La teologia delle emissioni di Papa Francesco
E non si discute. O almeno, questo vorrebbe lui
Mi sono preso del tempo per leggere l'ultima esortazione apostolica di Papa Francesco (Laudate Deum) e, dopo averci riflettuto un po' su, direi che quel che ne penso potrebbe essere riassunto nel titolo: TEOLOGIA DELLE EMISSIONI.
Stampata, sono 15 facciate (note escluse); ma soltanto poco più di due sono dedicate a quelle che il pontefice definisce "le motivazioni spirituali". Per altro deboli, a mio avviso: perché di fatto è un copia-incolla di spezzoni della Bibbia corredati da commenti del livello di un ragazzino in età scolare. Non esagero, leggete voi stessi.
La gran parte del testo è composto da una estenuante ripetizione di presunti numeri e dati scientifici, con annessi appelli che ci vengono già propinati quotidianamente dai politici di turno a mezzo stampa (non per niente, nel sottolinearle ho etichettato queste parti a matita con "pappagallo scientifico" e "pappagallo politico").
Non solo la predicazione del kérigma è totalmente assente, ma si arriva persino a benedire la violenza dei gruppi ambientalisti, in quanto «occupano un vuoto della società» (§58).
Tutto il discorso si reggerebbe sul fatto che «la stragrande maggioranza degli studiosi del clima sostiene questa correlazione e solo una minima percentuale di essi tenta di negare tale evidenza» (§13), ma a sostegno di questa tesi non c'è fonte, men che meno numeri o dati. Semplicemente «L’origine umana – antropica – del cambiamento climatico non può più essere messa in dubbio”» (§ 11). Amen.
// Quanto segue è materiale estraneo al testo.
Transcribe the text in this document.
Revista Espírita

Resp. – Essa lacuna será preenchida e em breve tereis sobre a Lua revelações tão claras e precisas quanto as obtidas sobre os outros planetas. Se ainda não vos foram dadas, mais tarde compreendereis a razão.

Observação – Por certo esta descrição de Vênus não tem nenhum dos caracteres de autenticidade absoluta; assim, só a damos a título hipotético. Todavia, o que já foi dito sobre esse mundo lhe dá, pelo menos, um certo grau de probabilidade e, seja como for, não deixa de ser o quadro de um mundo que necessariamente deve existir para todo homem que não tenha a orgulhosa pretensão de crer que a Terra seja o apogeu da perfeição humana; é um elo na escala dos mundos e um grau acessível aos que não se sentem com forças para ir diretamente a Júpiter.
Le uniche fonti dichiarate affidabili sono selezionate su una base del tutto acritica, perché quegli scienziati di cui si parla sono a capo del panel Ipcc dell'Onu, la cui esistenza dipende da un'assunzione politica, quella dell'emergenza climatica, e non di certo da un libero percorso di ricerca della verità.
Si dichiara come fosse un dato acclarato che «il mondo che ci accoglie si sta sgretolando e forse si sta avvicinando a un punto di rottura» (§ 2), e che il cambiamento climatico produrrà un impatto sociale ed economico drammatico in tutto il mondo, i cui segni «sono lì, sempre più evidenti» (§ 5), ma non si cita alcuna fonte a supporto di tale tesi.
Non solo: si chiede che vengano istituite «forme vincolanti di transizione energetica che abbiano tre caratteristiche: che siano efficienti, che siano vincolanti e facilmente monitorabili» (§ 59), praticamente invocando un "supergoverno globale" che imponga provvedimenti e norme rigide scavalcando i processi democratici delle singole nazioni. Quasi che la profezia "Gaia" di Casaleggio debba necessariamente avverarsi.
Tutto questo è da brividi: ci riporta indietro all'alba del 1600, quando la Chiesa chiedeva a Galileo Galilei di rispettare la filosofia e la teologia senza sostituirsi ad esse. Oggi al contrario si vuole avvalorare per fede e ragione una teoria scientifica, il climatismo, come una specie di teologia naturale e morale per la quale filosofia e teologia devono uniformarsi, senza sé e senza ma.
Eppure, se la fede ci impone di "credere" in una ipotesi scientifica (per la quale all'interno dello stesso mondo non c'è consenso unanime, come ben ci ricorda il Papa), allora ipotesi e scienza diventano ideologia. Perché la fede non può “battezzare” nessuna teoria scientifica, proprio in virtù del fatto che la scienza è strutturalmente provvisoria e le sue conclusioni rimangono valide fino a che restano validi i loro presupposti di partenza.
A questo punto non possiamo che chiederci: perché mai il Papa fa un mestiere che non è il suo? Come può pretendere di presentare argomentazioni irrefutabili in campo scientifico e tecnico senza averne alcuna autorità?
Provo a rispondere: forse per compiacere il mondo? Perché non sembra proprio che lo stia facendo per proclamare fede.